Ini tidak saja menjadi wewenang pemerintah serta berbagai lembaga amil zakat lainnya, sebagai ikhtiar menggairahkan semangat filantropi serta medorong, meningkatkan serta menjadikan stimulus ekonomi secara simultan serta berkelanjutan, juga dengan melakukan inovasi sosial yang efektif agar zakat tetap tumbuh dapat meningkat pertumbuhan ekonomi secara makroekonomi kehidupan masyarakat yang lebih luas, sehingga mampu menciptakan kesimbangan kesalehan sosial makroekonomi, serta kehidupan sosial masyarakat. 

Dengan demikian dengan menciptakan kondisi kehidupan serta sistem sosial masyarakat Islam yang “kaffah” dan “istiqamah” menjalankan ibadahnya selaras dengan Al-Qur’an dan As-Sunnah, maka  dengan sistematika serta melaksanakan manajemen penghitungan zakat serta penyaluran dan pemberian dana atau anggaran yang benar dan tepat dengan pendekatan makroekonomi terhadap pendapatan nasional. Hal ini juga dapat membuktikan bahwa, zakat telah memberikan pengaruh yang positif terhadap pendapatan nasional, pembangunan dan pertumbuhan ekonomi yang sehat, yang berarti berpengaruh positif terhadap pertumbukan ekonomi suatu negara dalam bentuk full employment makro-ekonomi. Kemudian zakat menciptakan peningkatan pendapatan nasional, pembangunan dan pertumbuhan ekonomi, dimana zakat harus dialokasikan secara tepat, tetap serta terus diberdayakan. Peran zakat adalah sangat penting dan menjadi unsur utama dalam usaha pemberdayaan potensi ekonomi ummat Islam. Dengan demikian, adanya solusi alternatif dan strategis yang terus-menerus ditawarkan Islam, ini tiada lain adalah dengan sistem manajemen pengelolaan zakat modern (distribusi dan pendayagunaan) zakat yang produktif dan kreatif serta mampu mampu meningkatkan kesejahteraan ummat. 

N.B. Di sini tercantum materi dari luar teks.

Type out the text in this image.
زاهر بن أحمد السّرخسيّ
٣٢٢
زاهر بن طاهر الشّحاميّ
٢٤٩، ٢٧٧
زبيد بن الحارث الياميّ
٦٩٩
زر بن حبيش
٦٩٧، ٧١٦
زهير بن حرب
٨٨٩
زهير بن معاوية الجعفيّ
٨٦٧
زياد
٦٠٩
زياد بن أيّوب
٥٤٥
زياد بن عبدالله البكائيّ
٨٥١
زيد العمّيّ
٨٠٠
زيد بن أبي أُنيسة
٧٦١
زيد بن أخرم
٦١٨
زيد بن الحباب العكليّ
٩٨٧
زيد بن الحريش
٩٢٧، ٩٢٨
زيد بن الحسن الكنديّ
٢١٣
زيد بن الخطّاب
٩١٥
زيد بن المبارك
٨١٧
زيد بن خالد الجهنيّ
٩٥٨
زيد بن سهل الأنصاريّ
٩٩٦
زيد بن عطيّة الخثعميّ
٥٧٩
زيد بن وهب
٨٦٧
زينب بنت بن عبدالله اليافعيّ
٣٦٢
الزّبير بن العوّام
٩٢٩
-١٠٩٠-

Dengan sistem manajemen modern, maka pengelolaan sebagaimana dimaksud diharapkan dapat memberdayakan orang miskin menjadi Aghniya (yang kaya) dan menjadikan mustahiq menjadi para muzakki baru yang ramai.        

Dengan demikian Islam sebagai agama rahmatan lil’alamin, maka dengan cara mengembangkan potensi zakat melalui cara yang benar dan sesuai dengan ajaran Islam, ini mesti didukung dengan aturan, undang-undang, qanun yang tidak merugikan ummat Islam dan masyarakat, sehingga perekonomiannya dapat terus meningkat menuju kesejahteraan yang sesungguhnya. 

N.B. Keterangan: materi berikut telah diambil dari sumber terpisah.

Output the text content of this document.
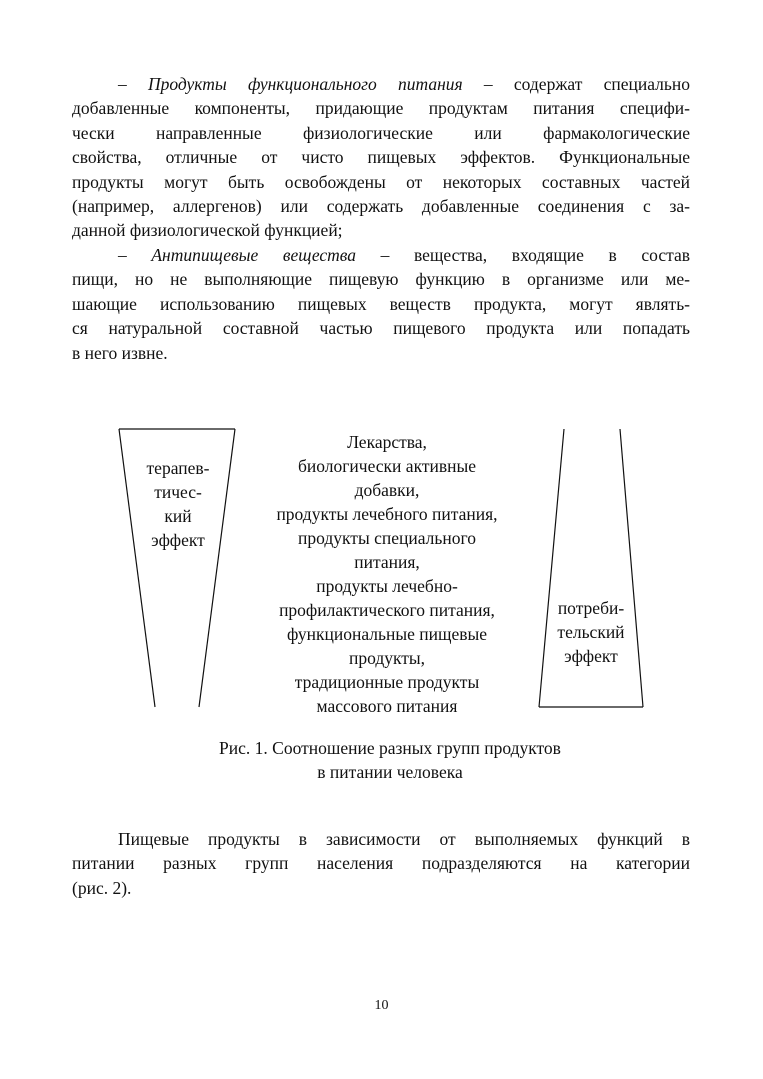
– Продукты функционального питания – содержат специально
добавленные компоненты, придающие продуктам питания специфи-
чески направленные физиологические или фармакологические
свойства, отличные от чисто пищевых эффектов. Функциональные
продукты могут быть освобождены от некоторых составных частей
(например, аллергенов) или содержать добавленные соединения с за-
данной физиологической функцией;
– Антипищевые вещества – вещества, входящие в состав
пищи, но не выполняющие пищевую функцию в организме или ме-
шающие использованию пищевых веществ продукта, могут являть-
ся натуральной составной частью пищевого продукта или попадать
в него извне.
терапев-
тичес-
кий
эффект
Лекарства,
биологически активные
добавки,
продукты лечебного питания,
продукты специального
питания,
продукты лечебно-
профилактического питания,
функциональные пищевые
продукты,
традиционные продукты
массового питания
потреби-
тельский
эффект
Рис. 1. Соотношение разных групп продуктов
в питании человека
Пищевые продукты в зависимости от выполняемых функций в
питании разных групп населения подразделяются на категории
(рис. 2).
10
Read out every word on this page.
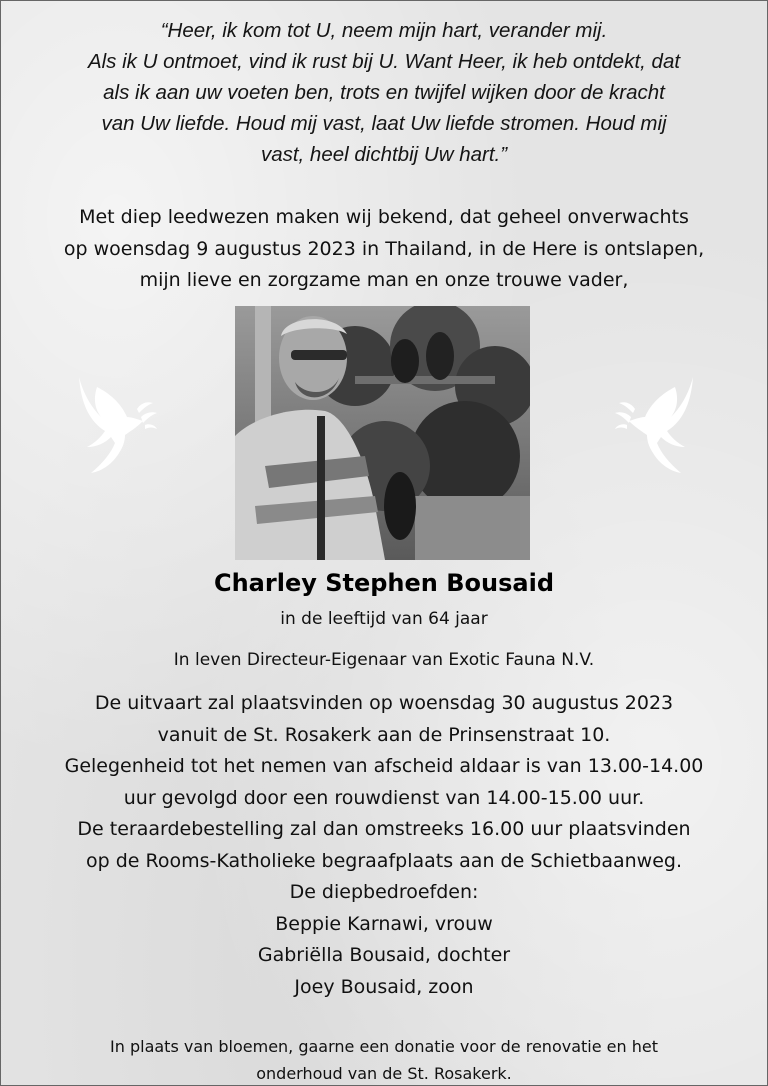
“Heer, ik kom tot U, neem mijn hart, verander mij.
Als ik U ontmoet, vind ik rust bij U. Want Heer, ik heb ontdekt, dat
als ik aan uw voeten ben, trots en twijfel wijken door de kracht
van Uw liefde. Houd mij vast, laat Uw liefde stromen. Houd mij
vast, heel dichtbij Uw hart.”
Met diep leedwezen maken wij bekend, dat geheel onverwachts
op woensdag 9 augustus 2023 in Thailand, in de Here is ontslapen,
mijn lieve en zorgzame man en onze trouwe vader,
Charley Stephen Bousaid
in de leeftijd van 64 jaar
In leven Directeur-Eigenaar van Exotic Fauna N.V.
De uitvaart zal plaatsvinden op woensdag 30 augustus 2023
vanuit de St. Rosakerk aan de Prinsenstraat 10.
Gelegenheid tot het nemen van afscheid aldaar is van 13.00-14.00
uur gevolgd door een rouwdienst van 14.00-15.00 uur.
De teraardebestelling zal dan omstreeks 16.00 uur plaatsvinden
op de Rooms-Katholieke begraafplaats aan de Schietbaanweg.
De diepbedroefden:
Beppie Karnawi, vrouw
Gabriëlla Bousaid, dochter
Joey Bousaid, zoon
In plaats van bloemen, gaarne een donatie voor de renovatie en het
onderhoud van de St. Rosakerk.
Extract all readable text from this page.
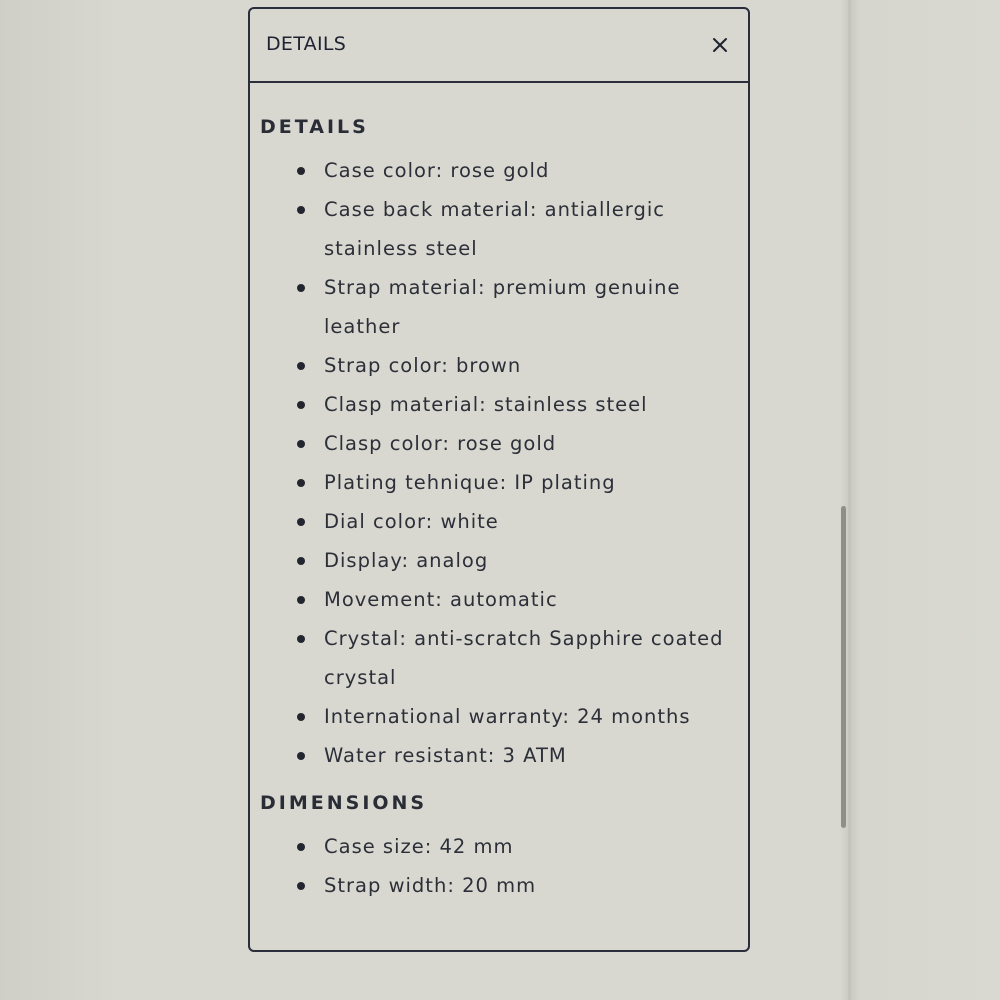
DETAILS
DETAILS
Case color: rose gold
Case back material: antiallergic stainless steel
Strap material: premium genuine leather
Strap color: brown
Clasp material: stainless steel
Clasp color: rose gold
Plating tehnique: IP plating
Dial color: white
Display: analog
Movement: automatic
Crystal: anti-scratch Sapphire coated crystal
International warranty: 24 months
Water resistant: 3 ATM
DIMENSIONS
Case size: 42 mm
Strap width: 20 mm
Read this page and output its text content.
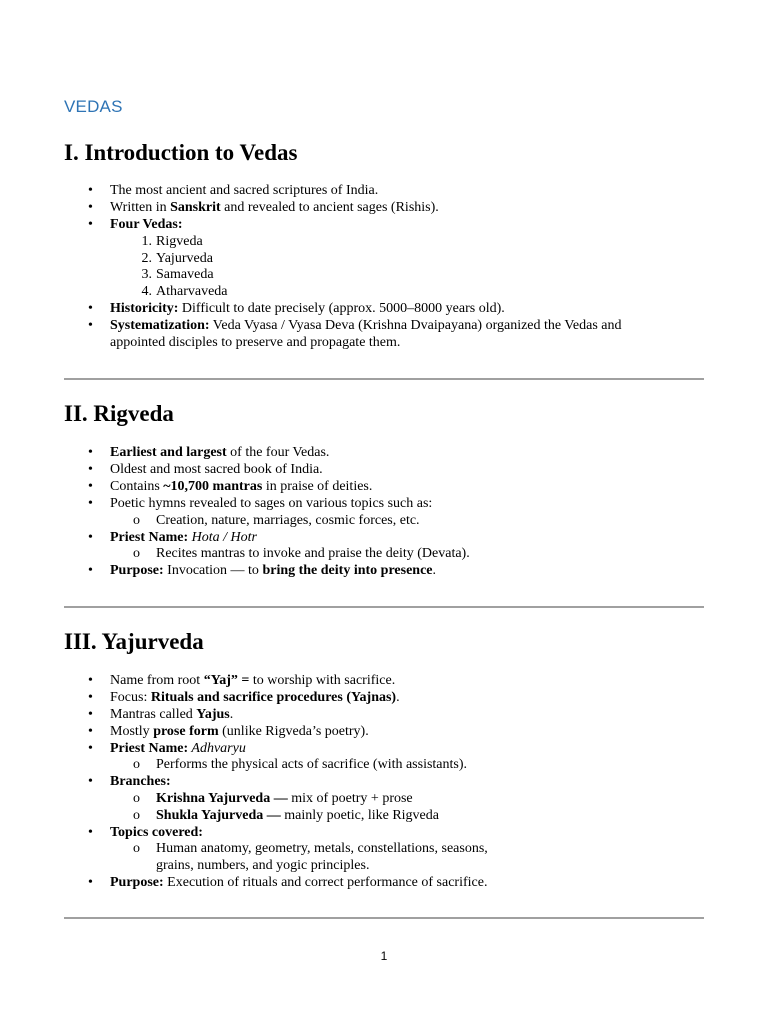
VEDAS
I. Introduction to Vedas
•	The most ancient and sacred scriptures of India.
•	Written in Sanskrit and revealed to ancient sages (Rishis).
•	Four Vedas:
1. Rigveda
2. Yajurveda
3. Samaveda
4. Atharvaveda
•	Historicity: Difficult to date precisely (approx. 5000–8000 years old).
•	Systematization: Veda Vyasa / Vyasa Deva (Krishna Dvaipayana) organized the Vedas and
appointed disciples to preserve and propagate them.
II. Rigveda
•	Earliest and largest of the four Vedas.
•	Oldest and most sacred book of India.
•	Contains ~10,700 mantras in praise of deities.
•	Poetic hymns revealed to sages on various topics such as:
o	Creation, nature, marriages, cosmic forces, etc.
•	Priest Name: Hota / Hotr
o	Recites mantras to invoke and praise the deity (Devata).
•	Purpose: Invocation — to bring the deity into presence.
III. Yajurveda
•	Name from root “Yaj” = to worship with sacrifice.
•	Focus: Rituals and sacrifice procedures (Yajnas).
•	Mantras called Yajus.
•	Mostly prose form (unlike Rigveda’s poetry).
•	Priest Name: Adhvaryu
o	Performs the physical acts of sacrifice (with assistants).
•	Branches:
o	Krishna Yajurveda — mix of poetry + prose
o	Shukla Yajurveda — mainly poetic, like Rigveda
•	Topics covered:
o	Human anatomy, geometry, metals, constellations, seasons,
grains, numbers, and yogic principles.
•	Purpose: Execution of rituals and correct performance of sacrifice.
1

Secara akhlaqul karimah atau etika kehidupan sosial, aturan serta undang-undang dalam bentuk syari’ah, jangan sampai praktik ekonomi zakat yang bersumber dari Al-Qur’an dan As-Sunnah menciptkan kondisi ketidakadilan, diskrimintaif, memperburuk kondisi ekonomi, tidak mampu menciptakan keadilan, diskriminatif dan tidak menghargai dan atau melanggar hak azasi manusia dengan bungkus atau tampilan syari’ah dalam aktivitas makro ekonomi yang siklusnya mesti membangkitkan ekonomi masyarakat. 

Sehingga kehidupan ril masyarakat berbagai infrastruktur dan suprastuktur yang agak berwajah buruk, menjadikan kondisi ekonomi tidak stabil dan sulit diakses masyarakatnya siklus keuangan yang dibatasi.